As an Accounts Payable intern, most of my days are spent in the main office. Because the coop uses their own accounting system, there was a bit of a learning curve, but by week seven I can pretty much be self-sufficient with anything that needs to be done.
For my first project, I spent about a week and a half on three spreadsheets linking account numbers to meter numbers and profit centers. I created these spreadsheets for utilities, phone, and internet. Hopefully these will create an efficiency boost because they were extremely time-consuming to link, but we needed to spend time creating it. From my understanding, this will help speed up the process of coding reoccurring expenses at the beginning of the month so that our month end can be closed in a more timely fashion.
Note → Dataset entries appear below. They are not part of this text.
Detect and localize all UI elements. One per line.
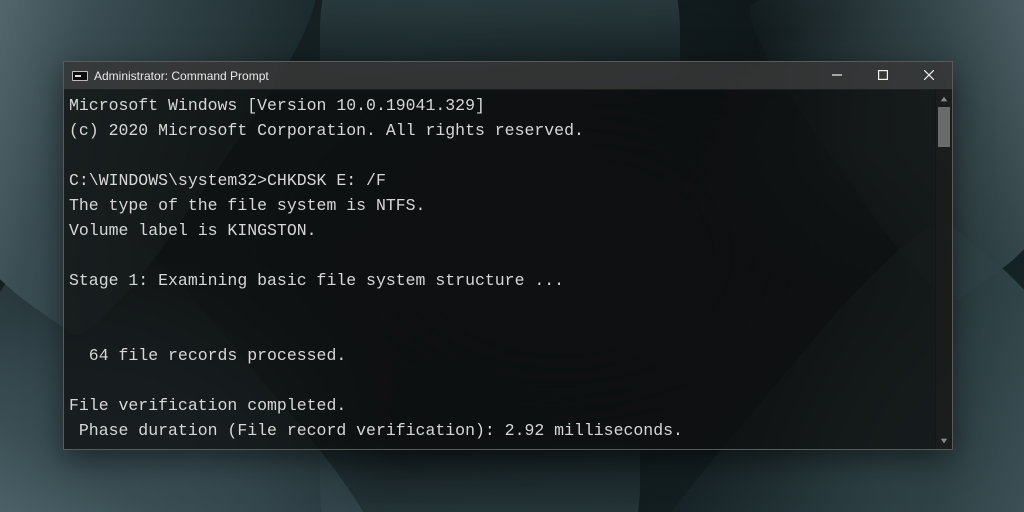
terminal-line: File verification completed. — [69, 393, 930, 418]
minimize-icon — [832, 69, 842, 83]
scrollbar-thumb[interactable] — [938, 107, 950, 147]
client-area: Microsoft Windows [Version 10.0.19041.32… — [64, 90, 952, 449]
chevron-up-icon — [940, 90, 948, 108]
maximize-icon — [878, 69, 888, 83]
scrollbar-track[interactable] — [936, 107, 952, 432]
terminal-line — [69, 368, 930, 393]
terminal-line — [69, 143, 930, 168]
terminal-line: Volume label is KINGSTON. — [69, 218, 930, 243]
close-icon — [924, 69, 934, 83]
terminal-output[interactable]: Microsoft Windows [Version 10.0.19041.32… — [64, 90, 935, 449]
chevron-down-icon — [940, 432, 948, 450]
terminal-line: Microsoft Windows [Version 10.0.19041.32… — [69, 93, 930, 118]
terminal-line: The type of the file system is NTFS. — [69, 193, 930, 218]
maximize-button[interactable] — [860, 62, 906, 90]
close-button[interactable] — [906, 62, 952, 90]
minimize-button[interactable] — [814, 62, 860, 90]
terminal-line — [69, 293, 930, 318]
titlebar[interactable]: Administrator: Command Prompt — [64, 62, 952, 90]
terminal-line: C:\WINDOWS\system32>CHKDSK E: /F — [69, 168, 930, 193]
scroll-down-button[interactable] — [936, 432, 952, 449]
terminal-line — [69, 318, 930, 343]
terminal-line: (c) 2020 Microsoft Corporation. All righ… — [69, 118, 930, 143]
terminal-line: Phase duration (File record verification… — [69, 418, 930, 443]
terminal-line: Stage 1: Examining basic file system str… — [69, 268, 930, 293]
cmd-icon — [72, 71, 88, 81]
window-title: Administrator: Command Prompt — [94, 69, 269, 83]
terminal-line — [69, 243, 930, 268]
scroll-up-button[interactable] — [936, 90, 952, 107]
command-prompt-window: Administrator: Command Prompt Microsoft … — [64, 62, 952, 449]
scrollbar-vertical[interactable] — [935, 90, 952, 449]
terminal-line: 64 file records processed. — [69, 343, 930, 368]
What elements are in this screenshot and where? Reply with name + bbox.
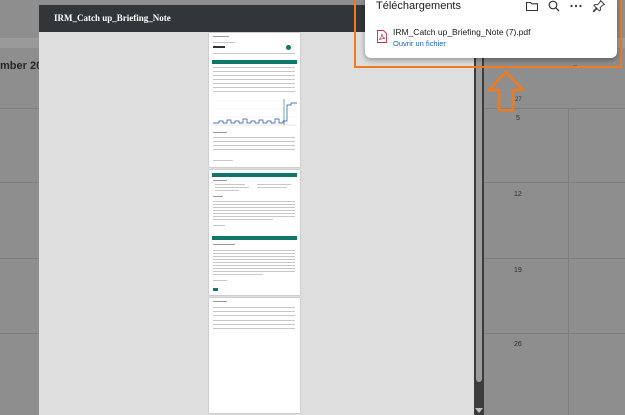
table-row	[213, 307, 295, 308]
table-row	[213, 145, 295, 146]
text-line	[213, 160, 233, 161]
pdf-icon	[377, 30, 387, 43]
pdf-scrollbar[interactable]	[474, 32, 484, 415]
text-line	[213, 268, 295, 269]
heading-line	[213, 46, 225, 48]
table-row	[213, 149, 295, 150]
table-row	[213, 141, 295, 142]
table-row	[213, 137, 295, 138]
text-line	[213, 53, 295, 54]
text-line	[213, 253, 295, 254]
pin-icon[interactable]	[591, 0, 607, 14]
text-line	[213, 207, 295, 208]
text-line	[257, 184, 291, 185]
pdf-page-3	[209, 298, 300, 413]
calendar-day[interactable]: 19	[514, 267, 522, 274]
calendar-day[interactable]: 5	[516, 115, 520, 122]
text-line	[213, 271, 295, 272]
arrow-up-icon	[487, 70, 525, 112]
table-row	[213, 71, 295, 72]
table-row	[213, 87, 295, 88]
text-line	[213, 196, 223, 197]
scroll-down-arrow-icon[interactable]	[475, 408, 483, 413]
section-banner	[212, 173, 297, 177]
pdf-scrollbar-thumb[interactable]	[476, 34, 482, 382]
text-line	[213, 259, 295, 260]
text-line	[213, 301, 227, 302]
more-icon[interactable]	[568, 0, 584, 14]
text-line	[213, 244, 235, 245]
text-line	[213, 262, 295, 263]
text-line	[213, 42, 235, 43]
calendar-col-divider	[568, 108, 569, 415]
text-line	[213, 180, 227, 181]
text-line	[213, 274, 263, 275]
pdf-document-title: IRM_Catch up_Briefing_Note	[54, 13, 171, 23]
table-row	[213, 324, 295, 325]
text-line	[257, 187, 287, 188]
text-line	[213, 216, 295, 217]
folder-icon[interactable]	[524, 0, 540, 14]
text-line	[213, 265, 295, 266]
table-row	[213, 75, 295, 76]
text-line	[213, 213, 295, 214]
text-line	[213, 132, 227, 133]
text-line	[213, 225, 225, 226]
text-line	[215, 190, 239, 191]
downloads-panel: Téléchargements IRM_Catch up_Briefing_No…	[365, 0, 617, 58]
calendar-day[interactable]: 12	[514, 191, 522, 198]
table-row	[213, 315, 295, 316]
download-filename[interactable]: IRM_Catch up_Briefing_Note (7).pdf	[393, 27, 531, 37]
text-line	[213, 210, 295, 211]
status-dot-icon	[286, 45, 291, 50]
pdf-page-2	[209, 170, 300, 295]
text-line	[215, 187, 249, 188]
open-file-link[interactable]: Ouvrir un fichier	[393, 39, 446, 48]
section-banner	[212, 60, 297, 64]
table-row	[213, 83, 295, 84]
table-row	[213, 328, 295, 329]
table-row	[213, 67, 295, 68]
text-line	[215, 184, 245, 185]
text-line	[213, 201, 295, 202]
text-line	[213, 204, 295, 205]
downloads-title: Téléchargements	[376, 0, 461, 12]
table-row	[213, 79, 295, 80]
pdf-page-1	[209, 33, 300, 167]
mini-chart	[213, 99, 297, 126]
table-row	[213, 91, 295, 92]
text-line	[213, 250, 295, 251]
text-line	[213, 280, 227, 281]
table-row	[213, 320, 295, 321]
text-line	[213, 36, 229, 37]
text-line	[213, 219, 273, 220]
footer-logo-icon	[213, 288, 218, 291]
text-line	[213, 256, 295, 257]
calendar-day[interactable]: 26	[514, 341, 522, 348]
table-row	[213, 311, 295, 312]
section-banner	[212, 236, 297, 240]
search-icon[interactable]	[546, 0, 562, 14]
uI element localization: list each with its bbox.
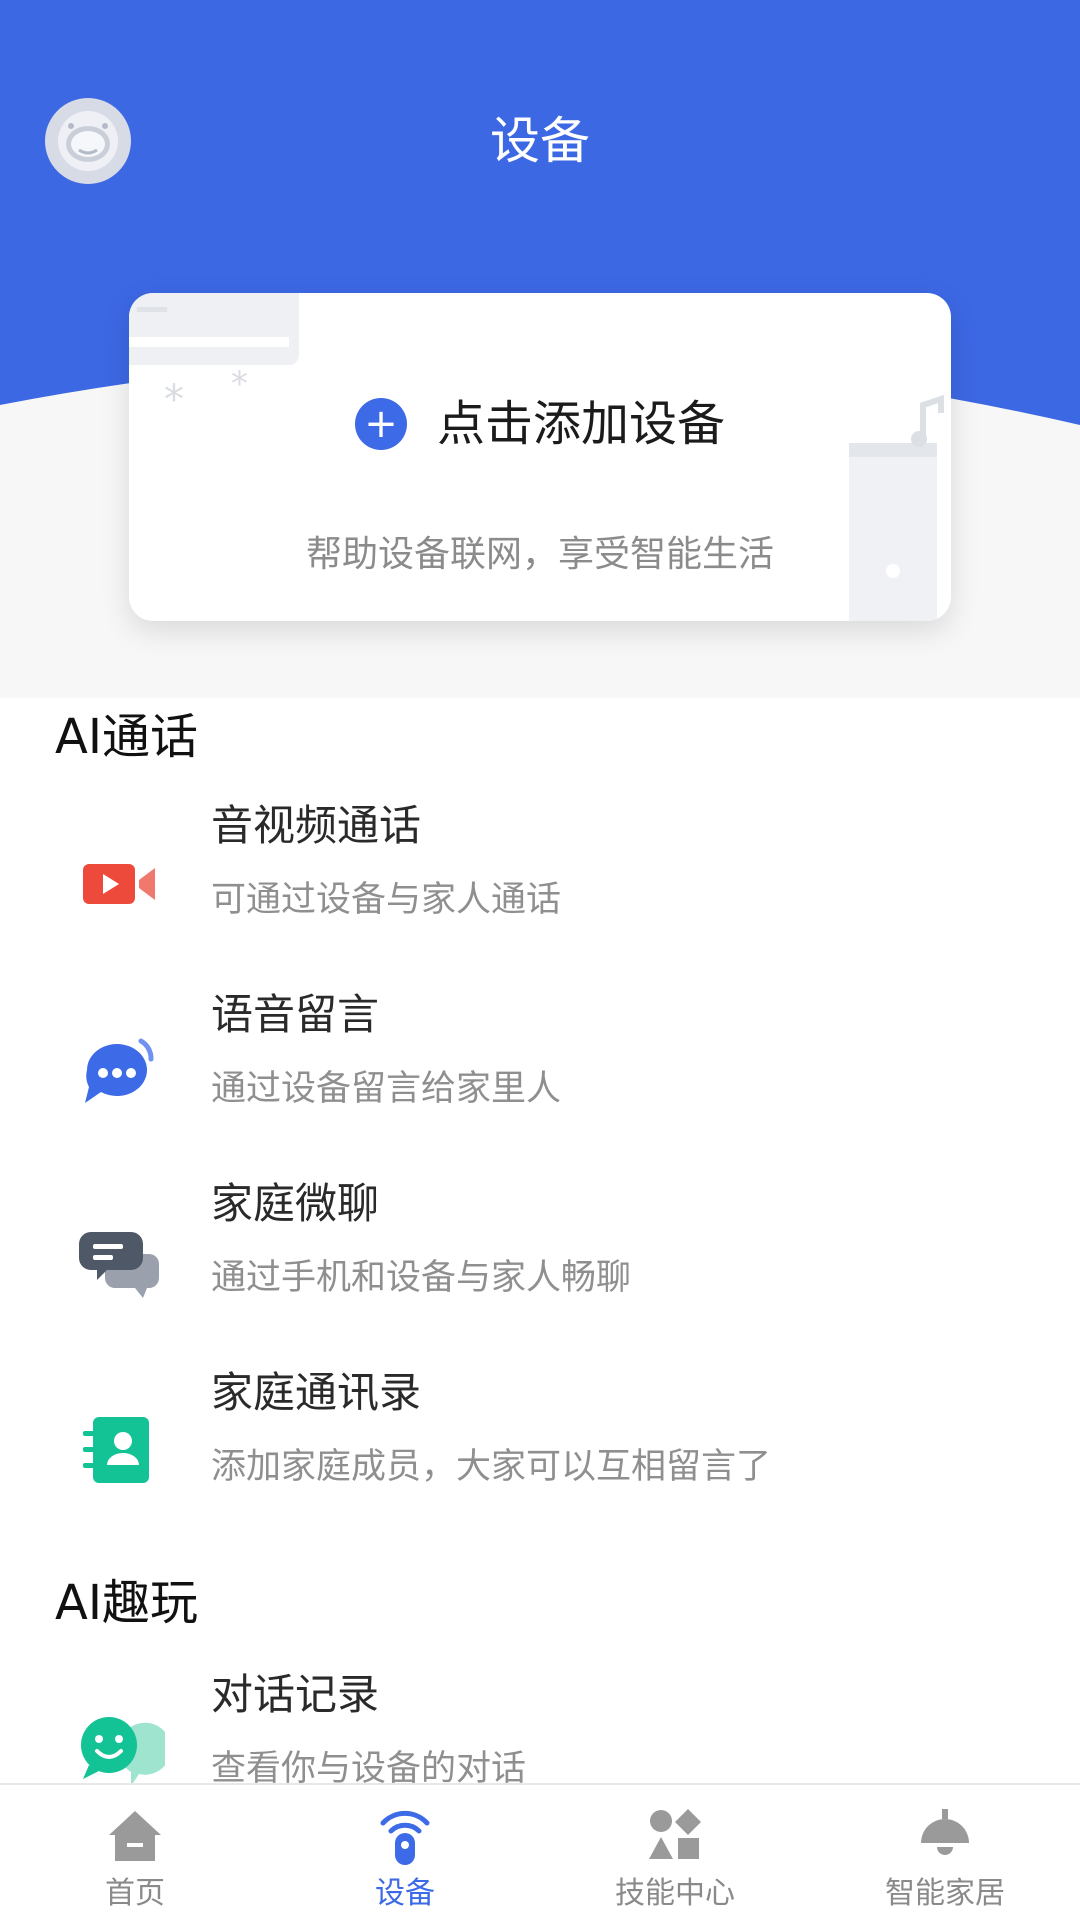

My internship is different from the rest of the interns because as a high school student, I’m not necessarily trying to get a job right now, but instead exploring and building an understanding of the financial and analytical side of a successful business. To better understand how data is used, I am working this summer on the entire process, from collecting data to applying it. I’ve started the process with data collection on Tuesday mornings. I collect tissue samples from two fields every week.
I recently met with Branden Collingsworth, the director of the data science team. This really opened my eyes to how related math and coding are. Branden explained that without coding, the amount of data open to us is just numbers and it’s too much for people to comprehend. There has to be a way to organize the data into a format that is understandable or that creates the ability to see trends and patterns. The possibilities with coding online are almost endless.
Branden showed me tons of free online resources to learn how to code. He recommended the program “r” just because of the amount of resources and the community associated with “r” that can help beginners understand coding for themselves. There were multiple ways to learn including a book that I ordered along with online tutorials. There was a massive list of pre-made coding segments that just need data inputs and minor tweaks to get exactly what you need. Although he recommended “r” there are people on his team that don’t use that language, the people that don’t use “r” use python, which he said is a good option too. His overall message was just to learn how to code. If you have the ability to code, it opens up so much more for you, especially in the data science field.